Tensile Strain-Mediated Spinel Ferrites Enable Superior Oxygen Evolution Activity.

Exploring efficient strategies to overcome the performance constraints of oxygen evolution reaction (OER) electrocatalysts is vital for electrocatalytic applications such as H 2 O splitting, CO 2 reduction, N 2 reduction, etc . Herein, tunable, wide-range strain engineering of spinel oxides, such as NiFe 2 O 4 , is proposed to enhance the OER activity. The lattice strain is regulated by interfacial thermal mismatch during the bonding process between thermally expanding NiFe 2 O 4 nanoparticles and the nonexpanding carbon fiber substrate. The tensile lattice strain causes energy bands to flatten near the Fermi level, lowering e g orbital occupancy, effectively increasing the number of electronic states near the Fermi level, and reducing the pseudoenergy gap.
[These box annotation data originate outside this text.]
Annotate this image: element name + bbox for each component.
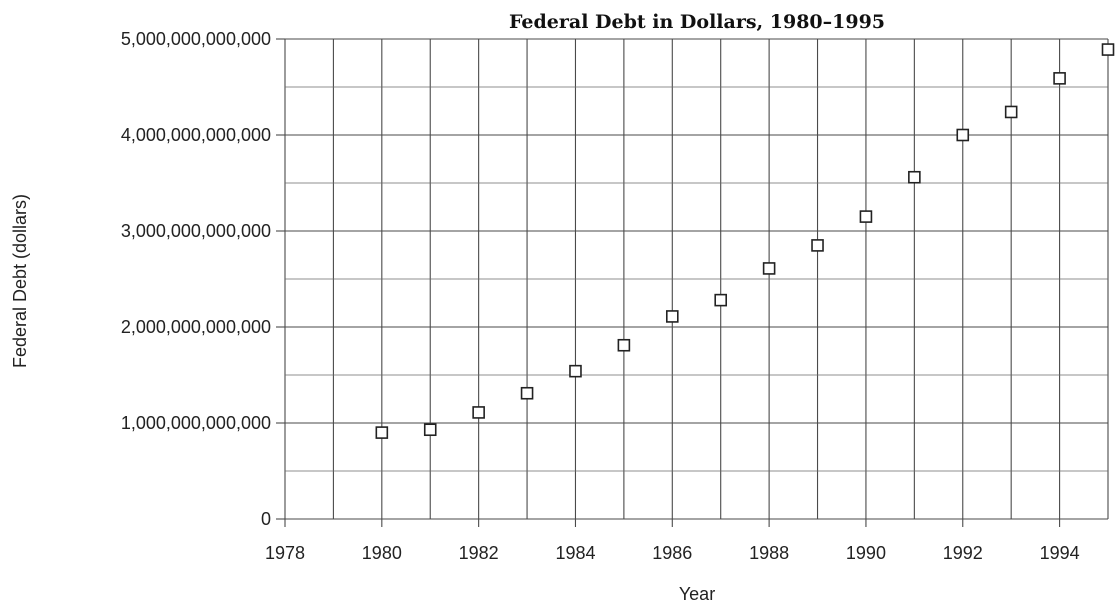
x-tick-label: 1978 bbox=[265, 543, 305, 563]
data-point bbox=[617, 338, 631, 352]
data-points bbox=[375, 43, 1115, 439]
y-tick-label: 5,000,000,000,000 bbox=[121, 29, 271, 49]
y-tick-label: 1,000,000,000,000 bbox=[121, 413, 271, 433]
y-tick-label: 0 bbox=[261, 509, 271, 529]
data-point bbox=[472, 406, 485, 419]
x-tick-label: 1982 bbox=[459, 543, 499, 563]
data-point bbox=[1004, 105, 1018, 119]
grid bbox=[284, 38, 1109, 520]
data-point bbox=[665, 310, 679, 323]
x-tick-label: 1986 bbox=[652, 543, 692, 563]
x-tick-label: 1984 bbox=[555, 543, 595, 563]
data-point bbox=[375, 426, 389, 439]
x-tick-label: 1980 bbox=[362, 543, 402, 563]
data-point bbox=[811, 239, 824, 252]
y-tick-label: 4,000,000,000,000 bbox=[121, 125, 271, 145]
data-point bbox=[762, 262, 776, 275]
data-point bbox=[859, 210, 873, 223]
y-tick-label: 2,000,000,000,000 bbox=[121, 317, 271, 337]
x-tick-label: 1988 bbox=[749, 543, 789, 563]
x-axis-label: Year bbox=[679, 584, 715, 604]
data-point bbox=[569, 364, 582, 378]
chart-title: Federal Debt in Dollars, 1980–1995 bbox=[509, 11, 885, 33]
data-point bbox=[1053, 72, 1066, 85]
y-axis-label: Federal Debt (dollars) bbox=[10, 194, 30, 368]
data-point bbox=[1101, 43, 1115, 56]
data-point bbox=[908, 170, 921, 184]
x-tick-label: 1990 bbox=[846, 543, 886, 563]
data-point bbox=[714, 293, 728, 307]
x-tick-label: 1992 bbox=[943, 543, 983, 563]
data-point bbox=[520, 386, 534, 400]
x-tick-label: 1994 bbox=[1040, 543, 1080, 563]
data-point bbox=[956, 128, 970, 142]
y-tick-label: 3,000,000,000,000 bbox=[121, 221, 271, 241]
x-axis-ticks: 1978 1980 1982 1984 1986 1988 1990 1992 1994 bbox=[265, 519, 1080, 563]
y-axis-ticks: 0 1,000,000,000,000 2,000,000,000,000 3,000… bbox=[121, 29, 285, 529]
data-point bbox=[423, 423, 437, 437]
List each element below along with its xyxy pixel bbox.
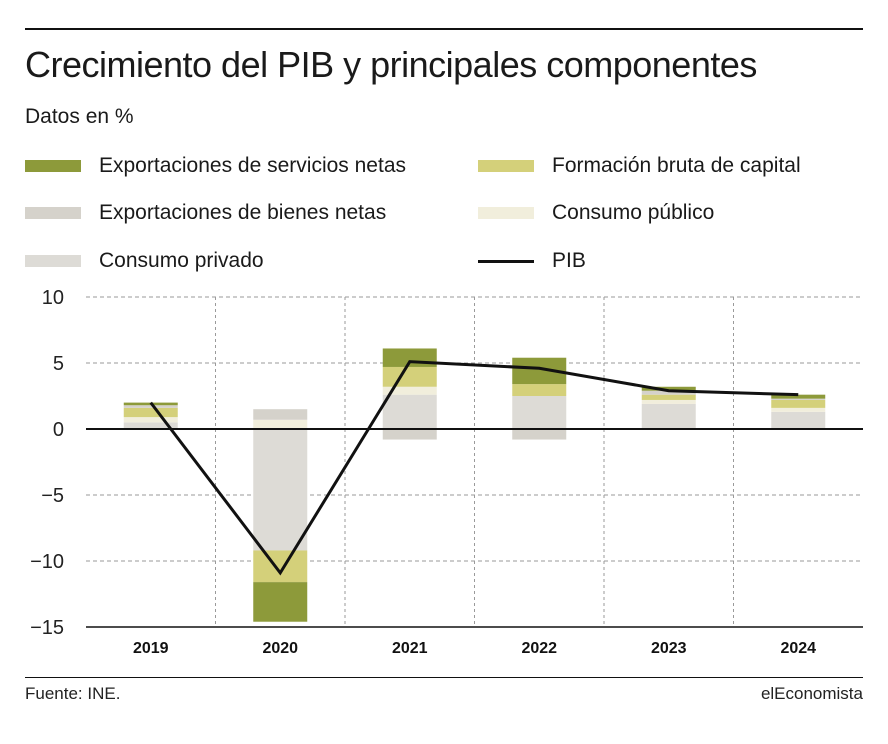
bar-publico-2024	[771, 407, 826, 412]
bar-fbc-2019	[123, 407, 178, 418]
bar-serv-2024	[771, 394, 826, 399]
y-tick-label: 5	[53, 353, 64, 375]
legend-swatch-serv	[25, 160, 81, 172]
bar-fbc-2020	[253, 550, 308, 583]
bar-bienes-2024	[771, 398, 826, 400]
bar-privado-2020	[253, 429, 308, 551]
legend-label-bienes: Exportaciones de bienes netas	[99, 201, 387, 224]
legend-item-fbc: Formación bruta de capital	[478, 154, 801, 178]
legend-swatch-bienes	[25, 207, 81, 219]
legend-swatch-privado	[25, 255, 81, 267]
bar-bienes-2023	[641, 390, 696, 395]
legend-label-fbc: Formación bruta de capital	[552, 154, 801, 177]
chart-title: Crecimiento del PIB y principales compon…	[25, 44, 757, 85]
x-tick-label: 2020	[262, 640, 298, 657]
source-note: Fuente: INE.	[25, 684, 121, 703]
pib-line	[149, 360, 799, 576]
bar-publico-2021	[382, 386, 437, 395]
x-tick-label: 2024	[780, 640, 816, 657]
bar-fbc-2024	[771, 399, 826, 408]
bar-fbc-2021	[382, 366, 437, 387]
legend-label-publico: Consumo público	[552, 201, 715, 224]
bar-publico-2020	[253, 419, 308, 429]
legend-swatch-publico	[478, 207, 534, 219]
bar-bienes-2022	[512, 429, 567, 440]
bar-bienes-2019	[123, 405, 178, 408]
y-tick-label: −5	[41, 485, 64, 507]
bar-publico-2023	[641, 399, 696, 404]
bar-fbc-2022	[512, 384, 567, 396]
bar-privado-2022	[512, 396, 567, 429]
legend-swatch-pib	[478, 259, 534, 263]
bar-privado-2023	[641, 403, 696, 429]
y-tick-label: 10	[42, 287, 64, 309]
legend-item-pib: PIB	[478, 249, 586, 273]
legend-item-privado: Consumo privado	[25, 249, 264, 273]
bar-serv-2023	[641, 386, 696, 391]
legend-item-bienes: Exportaciones de bienes netas	[25, 201, 386, 225]
bar-privado-2021	[382, 394, 437, 429]
y-tick-label: 0	[53, 419, 64, 441]
legend-label-privado: Consumo privado	[99, 249, 264, 272]
bar-fbc-2023	[641, 394, 696, 400]
legend-item-publico: Consumo público	[478, 201, 714, 225]
bar-privado-2019	[123, 422, 178, 429]
bottom-rule	[25, 677, 863, 678]
brand-name: elEconomista	[760, 684, 863, 703]
legend-label-pib: PIB	[552, 249, 586, 272]
x-tick-label: 2019	[133, 640, 169, 657]
bar-bienes-2020	[253, 409, 308, 420]
legend-swatch-fbc	[478, 160, 534, 172]
top-rule	[25, 28, 863, 30]
legend-label-serv: Exportaciones de servicios netas	[99, 154, 406, 177]
x-tick-label: 2021	[392, 640, 428, 657]
x-tick-label: 2023	[651, 640, 687, 657]
legend-item-serv: Exportaciones de servicios netas	[25, 154, 406, 178]
bar-publico-2019	[123, 417, 178, 423]
bar-bienes-2021	[382, 429, 437, 440]
x-tick-label: 2022	[521, 640, 557, 657]
chart-subtitle: Datos en %	[25, 105, 134, 128]
bar-privado-2024	[771, 411, 826, 429]
y-tick-label: −15	[30, 617, 64, 639]
bar-serv-2020	[253, 582, 308, 622]
y-tick-label: −10	[30, 551, 64, 573]
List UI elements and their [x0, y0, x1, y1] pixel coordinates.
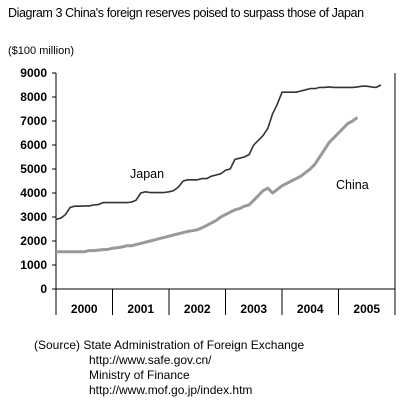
x-tick-label: 2003	[240, 302, 267, 316]
source-note: (Source) State Administration of Foreign…	[34, 338, 304, 398]
x-tick-label: 2000	[71, 302, 98, 316]
y-tick-label: 5000	[20, 162, 47, 176]
chart-title: Diagram 3 China's foreign reserves poise…	[8, 6, 364, 20]
y-tick-label: 6000	[20, 138, 47, 152]
source-line-1: (Source) State Administration of Foreign…	[34, 338, 304, 353]
y-tick-label: 4000	[20, 186, 47, 200]
series-line-japan	[55, 84, 382, 221]
source-label: (Source)	[34, 338, 81, 352]
y-tick-label: 7000	[20, 114, 47, 128]
x-tick-label: 2005	[353, 302, 380, 316]
source-name-safe: State Administration of Foreign Exchange	[83, 338, 305, 352]
y-tick-label: 0	[40, 282, 47, 296]
source-line-2: http://www.safe.gov.cn/	[89, 353, 212, 367]
x-tick-label: 2002	[184, 302, 211, 316]
y-tick-label: 2000	[20, 234, 47, 248]
y-axis-unit-label: ($100 million)	[8, 45, 75, 57]
series-label-china: China	[336, 178, 369, 192]
x-tick-label: 2004	[297, 302, 324, 316]
y-tick-label: 3000	[20, 210, 47, 224]
series-label-japan: Japan	[130, 167, 164, 181]
y-tick-label: 1000	[20, 258, 47, 272]
series-line-china	[56, 116, 359, 254]
x-tick-label: 2001	[127, 302, 154, 316]
y-tick-label: 9000	[20, 66, 47, 80]
source-line-4: http://www.mof.go.jp/index.htm	[89, 383, 253, 397]
source-line-3: Ministry of Finance	[89, 368, 190, 382]
y-tick-label: 8000	[20, 90, 47, 104]
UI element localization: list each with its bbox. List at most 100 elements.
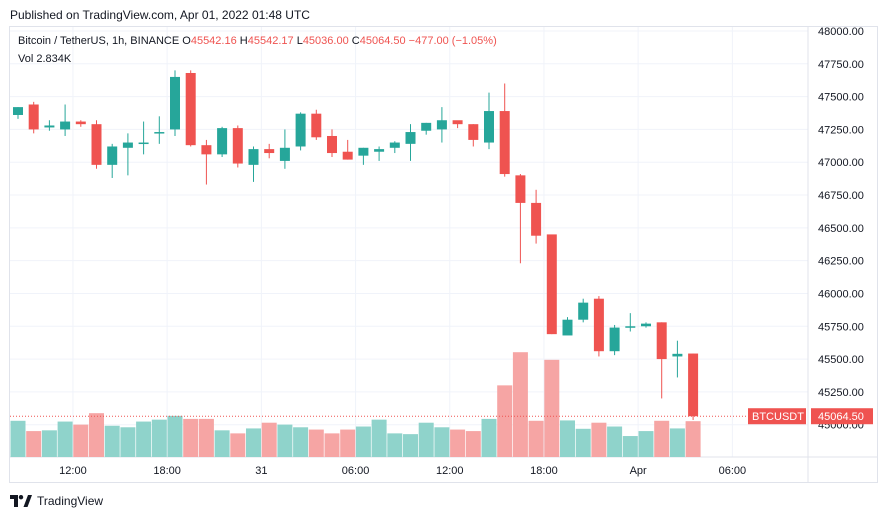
candle-body[interactable] bbox=[264, 149, 275, 154]
candle-body[interactable] bbox=[170, 76, 180, 130]
volume-bar[interactable] bbox=[293, 427, 309, 457]
y-tick-label: 46000.00 bbox=[818, 288, 864, 300]
volume-bar[interactable] bbox=[371, 419, 387, 457]
volume-bar[interactable] bbox=[151, 419, 167, 457]
candle-body[interactable] bbox=[641, 323, 651, 327]
symbol-tag: BTCUSDT bbox=[752, 411, 804, 423]
volume-bar[interactable] bbox=[73, 424, 89, 457]
volume-bar[interactable] bbox=[575, 428, 591, 457]
last-price-label: 45064.50 bbox=[818, 411, 864, 423]
volume-bar[interactable] bbox=[261, 422, 277, 457]
volume-bar[interactable] bbox=[355, 426, 371, 457]
volume-bar[interactable] bbox=[230, 433, 246, 457]
candle-body[interactable] bbox=[28, 104, 39, 130]
volume-bar[interactable] bbox=[26, 431, 42, 457]
candle-body[interactable] bbox=[295, 113, 306, 147]
candle-body[interactable] bbox=[656, 322, 667, 360]
candle-body[interactable] bbox=[593, 298, 604, 352]
volume-bar[interactable] bbox=[560, 420, 575, 457]
candle-body[interactable] bbox=[60, 121, 71, 130]
x-tick-label: 31 bbox=[255, 465, 267, 477]
candle-body[interactable] bbox=[625, 326, 636, 328]
candle-body[interactable] bbox=[358, 147, 369, 156]
volume-bar[interactable] bbox=[465, 431, 481, 457]
candle-body[interactable] bbox=[122, 142, 133, 148]
volume-bar[interactable] bbox=[638, 431, 654, 457]
candle-body[interactable] bbox=[562, 319, 573, 336]
candle-body[interactable] bbox=[484, 111, 494, 143]
candle-body[interactable] bbox=[531, 202, 542, 236]
volume-bar[interactable] bbox=[528, 420, 544, 457]
candle-body[interactable] bbox=[13, 107, 23, 115]
candle-body[interactable] bbox=[405, 132, 416, 144]
candle-body[interactable] bbox=[138, 142, 149, 145]
volume-bar[interactable] bbox=[104, 425, 120, 457]
candle-body[interactable] bbox=[452, 120, 463, 125]
candle-body[interactable] bbox=[279, 147, 290, 161]
volume-bar[interactable] bbox=[654, 420, 670, 457]
candle-body[interactable] bbox=[248, 149, 259, 165]
tradingview-logo-icon bbox=[10, 495, 32, 507]
candle-body[interactable] bbox=[609, 327, 620, 352]
legend-close-value: 45064.50 bbox=[359, 35, 406, 47]
volume-bar[interactable] bbox=[544, 359, 560, 457]
volume-bar[interactable] bbox=[198, 418, 214, 457]
volume-bar[interactable] bbox=[403, 434, 418, 457]
candle-body[interactable] bbox=[217, 128, 228, 155]
volume-bar[interactable] bbox=[57, 421, 73, 457]
candle-body[interactable] bbox=[499, 111, 510, 175]
candle-body[interactable] bbox=[688, 353, 699, 417]
candle-body[interactable] bbox=[91, 124, 102, 165]
last-price-label-box bbox=[811, 408, 873, 425]
y-tick-label: 45750.00 bbox=[818, 321, 864, 333]
candle-body[interactable] bbox=[327, 135, 337, 154]
candle-body[interactable] bbox=[374, 149, 385, 152]
volume-bar[interactable] bbox=[89, 413, 104, 457]
volume-bar[interactable] bbox=[214, 430, 230, 457]
candle-body[interactable] bbox=[389, 142, 400, 148]
volume-bar[interactable] bbox=[497, 385, 513, 457]
volume-bar[interactable] bbox=[512, 352, 528, 457]
volume-bar[interactable] bbox=[120, 427, 136, 457]
volume-bar[interactable] bbox=[418, 422, 434, 457]
volume-bar[interactable] bbox=[183, 418, 199, 457]
volume-bar[interactable] bbox=[607, 426, 623, 457]
volume-bar[interactable] bbox=[308, 429, 324, 457]
candle-body[interactable] bbox=[75, 121, 86, 125]
volume-bar[interactable] bbox=[685, 421, 701, 457]
volume-bar[interactable] bbox=[450, 429, 466, 457]
volume-bar[interactable] bbox=[669, 428, 685, 457]
volume-bar[interactable] bbox=[246, 428, 261, 457]
candle-body[interactable] bbox=[201, 145, 212, 155]
volume-bar[interactable] bbox=[340, 429, 356, 457]
candle-body[interactable] bbox=[421, 122, 432, 131]
candle-body[interactable] bbox=[232, 128, 243, 164]
candle-body[interactable] bbox=[515, 175, 526, 203]
candle-body[interactable] bbox=[44, 125, 55, 128]
candle-body[interactable] bbox=[578, 302, 589, 320]
candle-body[interactable] bbox=[468, 124, 479, 140]
tradingview-brand[interactable]: TradingView bbox=[10, 494, 103, 508]
candle-body[interactable] bbox=[342, 151, 353, 160]
volume-bar[interactable] bbox=[591, 422, 607, 457]
volume-bar[interactable] bbox=[387, 433, 403, 457]
volume-bar[interactable] bbox=[10, 420, 26, 457]
y-tick-label: 46500.00 bbox=[818, 223, 864, 235]
y-tick-label: 46250.00 bbox=[818, 256, 864, 268]
candle-body[interactable] bbox=[436, 120, 447, 130]
volume-bar[interactable] bbox=[41, 430, 57, 457]
volume-bar[interactable] bbox=[622, 436, 638, 457]
candle-body[interactable] bbox=[311, 113, 322, 138]
volume-bar[interactable] bbox=[136, 421, 152, 457]
volume-bar[interactable] bbox=[324, 433, 340, 457]
volume-bar[interactable] bbox=[481, 418, 497, 457]
candle-body[interactable] bbox=[546, 234, 557, 335]
candle-body[interactable] bbox=[185, 72, 196, 146]
volume-bar[interactable] bbox=[277, 424, 293, 457]
candle-body[interactable] bbox=[154, 132, 165, 134]
candle-body[interactable] bbox=[672, 353, 683, 357]
volume-bar[interactable] bbox=[434, 427, 450, 457]
volume-bar[interactable] bbox=[167, 415, 183, 457]
candle-body[interactable] bbox=[107, 146, 118, 165]
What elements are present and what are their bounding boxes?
Consequently, the energy barrier of the rate-determining step for strained NiFe 2 O 4 is reduced, achieving a low overpotential of 180 mV at 10 mA/cm 2 . A total water decomposition voltage range of 1.52-1.56 V at 10 mA/cm 2 (without iR correction) was achieved in an asymmetric alkaline electrolytic cell with strained NiFe 2 O 4 nanoparticles, and its robust stability was verified with a voltage retention of approximately 99.4% after 100 h. Furthermore, the current work demonstrates the universality of tuning OER performance with other spinel ferrite systems, including cobalt, manganese, and zinc ferrites.